Justice

Lena Dunham No Longer Manages Her Twitter Account

September 30th 2015

"Girls" creator Lena Dunham no longer manages her Twitter page due to relentless abuse from other users.

In a podcast interview with the podcast Re/code Decode, Dunham discussed her new online newsletter Lenny and why mean tweets from other Twitter users ultimately led her to hire someone else to run her Twitter profile. Though she still finds it important to maintain a Twitter account, she no longer knows her password, and she doesn't want anything to do with the platform as long as people send aggression her way.

Speaking to host Kara Swisher, Dunham said that she and fellow Lenny founder Jenni Konner really enjoy the web but do not necessarily appreciate everything about interacting on social media.

"We both love communicating with each other on the internet, we love the spaces it has carved out but we've both had pretty wounding experiences," Dunham said. "I don't look at Twitter anymore.

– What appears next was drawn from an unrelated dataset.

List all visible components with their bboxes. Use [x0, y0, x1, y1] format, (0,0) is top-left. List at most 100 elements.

I tweet, but I do it through someone else. I really appreciate that anybody follows me at all, and so I didn't want to cut off my relationship to it completely, but it really, truly wasn't a safe space for me."

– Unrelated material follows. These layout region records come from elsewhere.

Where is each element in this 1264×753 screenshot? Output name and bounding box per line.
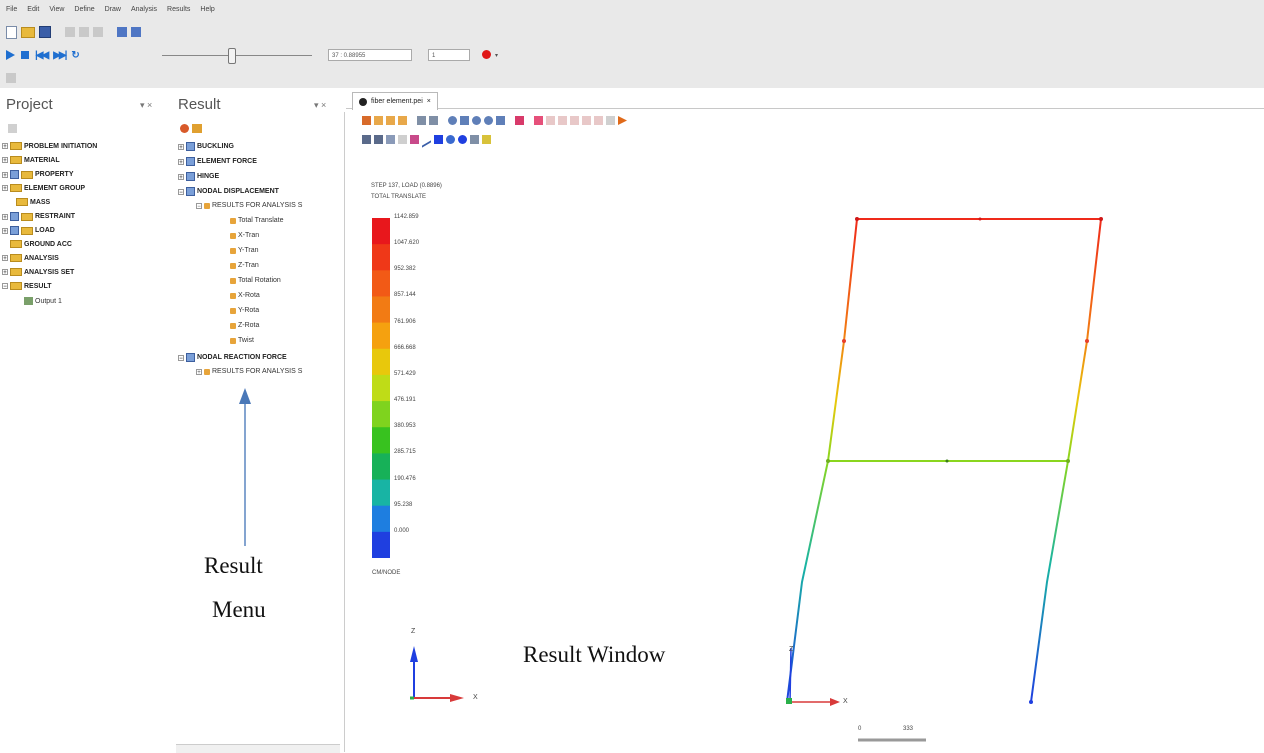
support-axis-x-arrow — [830, 698, 840, 706]
support-axis-z — [789, 647, 792, 703]
annotation-result-window: Result Window — [523, 642, 666, 667]
node — [1099, 217, 1103, 221]
global-axis-x-arrow — [450, 694, 464, 702]
support-axis-x-label: X — [843, 698, 848, 705]
node — [1029, 700, 1033, 704]
global-axis-x-label: X — [473, 694, 478, 701]
frame-model-view — [410, 217, 1103, 742]
global-axis-z-label: Z — [411, 628, 416, 635]
node — [1085, 339, 1089, 343]
node — [1066, 459, 1070, 463]
node — [842, 339, 846, 343]
node — [826, 459, 830, 463]
scale-bar-end: 333 — [903, 726, 914, 732]
support-marker — [786, 698, 792, 704]
node — [855, 217, 859, 221]
node — [945, 459, 949, 463]
scale-bar-start: 0 — [858, 726, 862, 732]
support-axis-z-label: Z — [789, 646, 794, 653]
node — [978, 217, 982, 221]
global-axis-z-arrow — [410, 646, 418, 662]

Dunham, who has posed nude several times on her show "Girls," said she has been body shamed a lot on social media and was widely criticized after posting an Instagram image of herself wearing underwear:

"Even if you think, like, 'Oh I can read, like, 10 mentions that say I should be stoned to death and kind of, like, laugh and move on,' that's verbal abuse," she continued. "Those aren't words that should be directed at you ever. And so, for me personally, it was safer to stop [using Twitter]."

Dunham and Konner added that they do not read Gawker anymore because they believe it's a toxic publication.

"I used to read Gawker and Jezebel in college and be like, 'I can’t wait to get to New York where my people will be to welcome me,'" she said. "And it’s like, it’s literally, if I read it, it’s like going back to a husband who beat me in the face — it just doesn’t make any sense."

Dunham's decision comes at a time when many women endure brutal harassment from men online. In 2014, journalist Amanda Hess published an unsettling essay about some of the awful things women are subjected to online, including rape threats, death threats, body shaming, and racial slurs. Hess, who has written extensively about women's issues and sex before, divulged some horrifying tweet mentions she received from a Twitter user named headlessfemalepig:

“I am 36 years old, I did 12 years for ‘manslaughter’, I killed a woman, like you, who decided to make fun of guys cocks. Happy to say we live in the same state. Im looking you up, and when I find you, im going to rape you and remove your head. You are going to die and I am the one who is going to kill you. I promise you this.”

Hess was no stranger to internet abuse when she received these scary messages. She also knows this happens all the time to other females on the web.

"None of this makes me exceptional," she wrote. "It just makes me a woman with an Internet connection."